III. Petitioner’s 2018 Tax Reporting and the 2018 Notice of Deficiency

Petitioner did not file a federal income tax return for 2018. Using the information on the Forms 1099–R from Prudential and LGERS, as well as other third-party information, the IRS prepared a substitute for 4

[*4] return for petitioner for 2018 pursuant to section 6020(b) (2018 SFR). The 2018 SFR included as income wages from the City of Charlotte, interest from the Local Government Federal Credit Union, and the IRA distributions; allowed a standard deduction for a single filer; and took into account the federal income tax withheld on the wages and the IRA distributions.

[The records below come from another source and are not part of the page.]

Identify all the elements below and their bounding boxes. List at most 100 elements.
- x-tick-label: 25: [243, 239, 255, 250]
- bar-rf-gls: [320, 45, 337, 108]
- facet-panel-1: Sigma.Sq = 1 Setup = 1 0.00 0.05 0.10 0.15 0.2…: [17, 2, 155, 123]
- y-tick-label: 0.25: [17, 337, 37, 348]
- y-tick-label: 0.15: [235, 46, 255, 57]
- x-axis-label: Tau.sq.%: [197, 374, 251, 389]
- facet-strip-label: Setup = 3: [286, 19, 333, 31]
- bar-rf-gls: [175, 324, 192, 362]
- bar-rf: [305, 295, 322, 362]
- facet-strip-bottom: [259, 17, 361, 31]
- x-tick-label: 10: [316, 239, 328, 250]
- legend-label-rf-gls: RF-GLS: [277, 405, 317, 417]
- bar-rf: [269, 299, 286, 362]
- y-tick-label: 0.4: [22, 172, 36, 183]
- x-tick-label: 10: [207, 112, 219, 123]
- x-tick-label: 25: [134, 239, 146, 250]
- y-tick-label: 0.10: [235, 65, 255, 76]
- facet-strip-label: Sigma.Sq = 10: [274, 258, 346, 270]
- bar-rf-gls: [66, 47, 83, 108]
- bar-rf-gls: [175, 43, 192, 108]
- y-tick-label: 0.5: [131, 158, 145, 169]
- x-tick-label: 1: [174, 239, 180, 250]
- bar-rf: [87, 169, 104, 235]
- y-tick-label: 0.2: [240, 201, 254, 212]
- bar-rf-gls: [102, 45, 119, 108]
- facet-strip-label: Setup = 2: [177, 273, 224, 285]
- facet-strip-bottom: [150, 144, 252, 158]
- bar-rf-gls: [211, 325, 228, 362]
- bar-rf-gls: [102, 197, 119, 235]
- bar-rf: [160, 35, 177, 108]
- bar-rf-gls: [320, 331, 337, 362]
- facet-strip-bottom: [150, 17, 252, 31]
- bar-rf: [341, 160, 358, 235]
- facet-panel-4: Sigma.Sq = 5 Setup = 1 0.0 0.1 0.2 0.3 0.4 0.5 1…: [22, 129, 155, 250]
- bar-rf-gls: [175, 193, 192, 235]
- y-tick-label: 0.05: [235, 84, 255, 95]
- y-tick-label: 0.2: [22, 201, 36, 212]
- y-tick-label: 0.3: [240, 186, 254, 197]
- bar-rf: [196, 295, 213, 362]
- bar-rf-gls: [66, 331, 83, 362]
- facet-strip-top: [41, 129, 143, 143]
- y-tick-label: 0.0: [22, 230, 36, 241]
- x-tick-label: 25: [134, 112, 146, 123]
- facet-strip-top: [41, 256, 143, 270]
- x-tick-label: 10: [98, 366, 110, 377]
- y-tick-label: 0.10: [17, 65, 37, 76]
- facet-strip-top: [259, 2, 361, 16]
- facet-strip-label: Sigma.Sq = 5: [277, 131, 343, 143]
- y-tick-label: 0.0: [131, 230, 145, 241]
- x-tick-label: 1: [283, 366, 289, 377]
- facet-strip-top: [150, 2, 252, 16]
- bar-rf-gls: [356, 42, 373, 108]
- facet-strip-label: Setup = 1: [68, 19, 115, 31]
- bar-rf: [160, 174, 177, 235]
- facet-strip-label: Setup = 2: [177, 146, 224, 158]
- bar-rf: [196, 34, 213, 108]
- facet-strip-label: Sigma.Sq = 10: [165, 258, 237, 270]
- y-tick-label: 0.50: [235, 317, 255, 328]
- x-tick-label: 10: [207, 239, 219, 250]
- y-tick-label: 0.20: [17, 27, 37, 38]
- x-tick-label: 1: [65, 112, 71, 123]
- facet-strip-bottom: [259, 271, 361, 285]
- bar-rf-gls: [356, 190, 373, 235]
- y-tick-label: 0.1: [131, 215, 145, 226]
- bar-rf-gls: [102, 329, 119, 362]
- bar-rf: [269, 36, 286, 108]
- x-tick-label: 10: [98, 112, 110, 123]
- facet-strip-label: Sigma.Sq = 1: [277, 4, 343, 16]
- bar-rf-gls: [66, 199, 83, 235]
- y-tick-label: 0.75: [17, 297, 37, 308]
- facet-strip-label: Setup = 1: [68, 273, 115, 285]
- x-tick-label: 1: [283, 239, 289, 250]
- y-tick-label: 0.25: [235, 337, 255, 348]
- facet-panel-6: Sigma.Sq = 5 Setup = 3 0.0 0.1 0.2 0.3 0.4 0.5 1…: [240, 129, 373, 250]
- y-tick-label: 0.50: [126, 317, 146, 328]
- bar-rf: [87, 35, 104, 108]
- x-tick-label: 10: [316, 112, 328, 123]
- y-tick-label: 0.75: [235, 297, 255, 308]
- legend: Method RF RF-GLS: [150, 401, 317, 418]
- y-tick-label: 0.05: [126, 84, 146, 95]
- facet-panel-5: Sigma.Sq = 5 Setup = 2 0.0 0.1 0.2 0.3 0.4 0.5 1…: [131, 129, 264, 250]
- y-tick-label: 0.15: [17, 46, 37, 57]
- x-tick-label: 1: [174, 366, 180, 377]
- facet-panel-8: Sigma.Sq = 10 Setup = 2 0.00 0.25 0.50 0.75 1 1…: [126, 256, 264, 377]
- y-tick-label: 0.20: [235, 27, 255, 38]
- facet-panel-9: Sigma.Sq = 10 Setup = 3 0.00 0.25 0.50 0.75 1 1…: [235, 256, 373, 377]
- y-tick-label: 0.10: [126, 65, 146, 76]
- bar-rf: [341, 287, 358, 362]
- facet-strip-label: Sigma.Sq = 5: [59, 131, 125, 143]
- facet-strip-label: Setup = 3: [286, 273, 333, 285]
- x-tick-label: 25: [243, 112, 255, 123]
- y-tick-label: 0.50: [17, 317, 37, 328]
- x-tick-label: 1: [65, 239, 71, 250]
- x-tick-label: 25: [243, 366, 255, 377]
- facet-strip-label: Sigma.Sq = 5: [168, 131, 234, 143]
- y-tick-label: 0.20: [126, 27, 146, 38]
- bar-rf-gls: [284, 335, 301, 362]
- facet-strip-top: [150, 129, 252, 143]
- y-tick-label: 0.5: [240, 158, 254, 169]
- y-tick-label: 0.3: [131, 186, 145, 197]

The IRS sent petitioner a notice based on the SFR, dated November 8, 2021, informing her that (1) the IRS had not received her 2018 return and (2) if she did not file it by December 8, 2021, the IRS would assess her proposed 2018 liability using single or married filing separate filing status and as a result she would not otherwise receive certain exemptions, deductions, or credits. 3 The notice outlined petitioner’s proposed 2018 liability which, as of the date of the notice, totaled $59,699: (1) a proposed liability of $83,373; (2) payments she made (i.e., federal income tax withheld) of $45,301; (3) a “[f]ailure to file penalty” (i.e., the section 6651(a)(1) addition to tax) of $8,566; (4) a “[f]ailure to pay penalty” (i.e., the section 6651(a)(2) addition to tax) of $6,282; (5) a “[f]ailure to pay proper estimated tax” (i.e., the section 6654 addition to tax) of $1,071; and (6) statutory “[i]nterest charges” of $5,707. The proposed liability included an additional $21,687 in income tax that petitioner owed on early distributions from IRAs and other retirement plans under section 72(t).